I would describe the Nordic proteomics ecosystem as very strong. The Nordic countries are major contributors to the field and have excellent national infrastructures with high capacity to run many different proteomics platforms.
This includes affinity-based proteomics, targeted proteomics, mass spectrometry-based proteomics, spatial proteomics and proteomics applied not only to blood, but also to cells, tissues and other sample types. These technologies can be combined with the high-quality biobanks available in the Nordic countries.
The Nordic countries have also been very good at collecting, categorising and following human biological material and disease cohorts over long periods of time. This creates a potential goldmine for future precision medicine.
Another strength is the innovation ecosystem. The region has generated companies and technologies across different parts of the proteomics value chain. Examples include Olink Proteomics in affinity-based plasma proteomics,ProteomEdge in qRePS-based targeted absolute protein quantification, and Evosep in LC-MS sample preparation and separation workflows. I am part of the scientific co-founder team behind ProteomEdge, which is one example of how methods developed in academic environments such as KTH, SciLifeLab and the Human Protein Atlas can be translated into tools for broader research use.
Do you currently collaborate with researchers or institutions in Norway — or do you see opportunities for closer collaboration?
We have already established research collaborations with the University of Tromsø. We are helping with the analysis of samples and are planning to analyze samples from the Tromsø Study.
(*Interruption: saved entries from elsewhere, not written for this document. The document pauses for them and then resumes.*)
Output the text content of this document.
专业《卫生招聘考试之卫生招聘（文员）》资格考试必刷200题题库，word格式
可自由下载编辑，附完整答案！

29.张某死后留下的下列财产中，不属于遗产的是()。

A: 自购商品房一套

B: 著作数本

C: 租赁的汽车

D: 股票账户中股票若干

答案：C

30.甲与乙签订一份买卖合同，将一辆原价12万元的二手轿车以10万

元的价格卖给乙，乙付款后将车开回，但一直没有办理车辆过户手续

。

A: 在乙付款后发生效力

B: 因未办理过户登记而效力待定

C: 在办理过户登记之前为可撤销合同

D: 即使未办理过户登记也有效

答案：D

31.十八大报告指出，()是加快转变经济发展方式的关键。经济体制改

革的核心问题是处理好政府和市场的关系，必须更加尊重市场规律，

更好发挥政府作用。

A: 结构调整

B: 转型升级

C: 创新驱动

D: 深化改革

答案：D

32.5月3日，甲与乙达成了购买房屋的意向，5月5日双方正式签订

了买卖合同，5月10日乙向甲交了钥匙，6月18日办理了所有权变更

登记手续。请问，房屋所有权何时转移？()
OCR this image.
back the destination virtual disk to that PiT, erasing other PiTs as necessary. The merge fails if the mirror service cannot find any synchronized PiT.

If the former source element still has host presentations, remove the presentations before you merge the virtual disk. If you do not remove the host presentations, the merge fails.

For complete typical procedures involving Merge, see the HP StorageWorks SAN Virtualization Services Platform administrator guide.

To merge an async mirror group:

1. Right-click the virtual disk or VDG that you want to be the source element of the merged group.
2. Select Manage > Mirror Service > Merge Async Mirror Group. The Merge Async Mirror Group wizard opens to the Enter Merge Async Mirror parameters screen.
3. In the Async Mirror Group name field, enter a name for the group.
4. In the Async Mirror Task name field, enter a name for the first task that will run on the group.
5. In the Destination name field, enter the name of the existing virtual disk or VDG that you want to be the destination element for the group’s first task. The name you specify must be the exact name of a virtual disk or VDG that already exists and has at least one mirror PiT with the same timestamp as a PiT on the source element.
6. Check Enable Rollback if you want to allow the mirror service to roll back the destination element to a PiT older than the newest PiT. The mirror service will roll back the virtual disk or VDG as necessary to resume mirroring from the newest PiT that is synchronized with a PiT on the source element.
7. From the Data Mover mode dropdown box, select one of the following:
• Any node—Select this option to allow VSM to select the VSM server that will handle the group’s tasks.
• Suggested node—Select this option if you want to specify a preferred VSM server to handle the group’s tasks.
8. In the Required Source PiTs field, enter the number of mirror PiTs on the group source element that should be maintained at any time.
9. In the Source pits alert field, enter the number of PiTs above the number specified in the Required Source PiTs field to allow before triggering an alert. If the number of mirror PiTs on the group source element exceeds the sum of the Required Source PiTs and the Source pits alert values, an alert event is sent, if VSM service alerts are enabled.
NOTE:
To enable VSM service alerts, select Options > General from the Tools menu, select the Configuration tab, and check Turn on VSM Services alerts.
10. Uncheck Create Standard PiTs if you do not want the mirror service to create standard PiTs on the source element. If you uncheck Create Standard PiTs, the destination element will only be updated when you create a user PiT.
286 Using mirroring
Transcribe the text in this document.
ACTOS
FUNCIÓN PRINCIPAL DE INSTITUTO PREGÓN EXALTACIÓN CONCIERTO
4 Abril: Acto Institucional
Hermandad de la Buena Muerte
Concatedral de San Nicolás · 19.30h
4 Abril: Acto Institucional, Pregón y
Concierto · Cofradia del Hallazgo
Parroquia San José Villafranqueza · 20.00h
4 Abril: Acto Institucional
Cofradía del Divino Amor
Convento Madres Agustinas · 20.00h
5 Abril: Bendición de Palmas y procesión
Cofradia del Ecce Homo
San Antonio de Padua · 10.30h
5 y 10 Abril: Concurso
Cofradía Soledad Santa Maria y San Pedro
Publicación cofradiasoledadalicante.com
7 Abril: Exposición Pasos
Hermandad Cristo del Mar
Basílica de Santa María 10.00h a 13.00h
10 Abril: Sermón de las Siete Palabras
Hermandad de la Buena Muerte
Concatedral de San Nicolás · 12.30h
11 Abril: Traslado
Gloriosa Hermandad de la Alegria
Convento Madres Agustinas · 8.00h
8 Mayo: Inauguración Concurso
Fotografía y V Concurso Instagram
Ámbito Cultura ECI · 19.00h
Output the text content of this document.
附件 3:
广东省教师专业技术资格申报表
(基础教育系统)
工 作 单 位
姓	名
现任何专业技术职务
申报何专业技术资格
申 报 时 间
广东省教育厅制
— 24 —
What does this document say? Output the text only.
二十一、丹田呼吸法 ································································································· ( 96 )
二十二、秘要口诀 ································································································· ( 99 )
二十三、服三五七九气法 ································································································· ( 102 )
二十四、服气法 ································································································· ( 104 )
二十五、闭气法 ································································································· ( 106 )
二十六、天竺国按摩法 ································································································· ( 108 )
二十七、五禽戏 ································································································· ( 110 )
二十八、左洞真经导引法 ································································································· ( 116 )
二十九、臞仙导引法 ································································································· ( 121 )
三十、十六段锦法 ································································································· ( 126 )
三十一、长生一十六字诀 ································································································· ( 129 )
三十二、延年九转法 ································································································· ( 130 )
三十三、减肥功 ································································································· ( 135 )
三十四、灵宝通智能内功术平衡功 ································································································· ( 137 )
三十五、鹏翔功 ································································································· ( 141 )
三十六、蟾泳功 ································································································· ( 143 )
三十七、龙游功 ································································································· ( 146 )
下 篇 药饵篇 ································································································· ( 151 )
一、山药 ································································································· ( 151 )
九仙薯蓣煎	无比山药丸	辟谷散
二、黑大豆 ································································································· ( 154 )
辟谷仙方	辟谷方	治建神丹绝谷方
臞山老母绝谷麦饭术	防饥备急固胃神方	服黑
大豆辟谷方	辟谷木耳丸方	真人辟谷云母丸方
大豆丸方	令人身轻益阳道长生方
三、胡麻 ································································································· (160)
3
Since the aim is to assess cardiovascular risk, we are considering ApoEdge, which covers the full apolipoprotein panel, combined with genotyping of the LPA Kringle IV repeat region. This is relevant because variation in the LPA gene, particularly the number of kringle IV type 2 repeats, is linked to lipoprotein(a) levels and cardiovascular risk. This is something that targeted mass spectrometry can quantify directly, giving the technology a clear advantage over other available analytical platforms.
More broadly, I see many opportunities for closer Nordic collaboration in plasma proteomics. Norway has strong clinical cohorts, excellent research environments and increasing infrastructure in proteomics and mass spectrometry. Combining these strengths with large-scale proteomics workflows and Nordic biobank expertise could be very powerful.
What developments in plasma proteomics are you most excited about?
I am particularly interested in seeing how these technologies can be introduced at larger scale within healthcare. I am currently working with Region Stockholm and Karolinska University Hospital to explore how this could be implemented more directly.
The hope is that plasma proteomics, large-scale proteomics and machine learning methods together can provide more definitive answers that support better-informed clinical decision-making.
A key challenge is the time from blood sample to analytical result. I hope this time aspect can be solved in the near future. I believe that the connection between affinity-based proteomics and mass spectrometry-based proteomics will be central here.
Overall, I think there are strong reasons to believe that plasma proteomics can become an important method for precision medicine and future healthcare.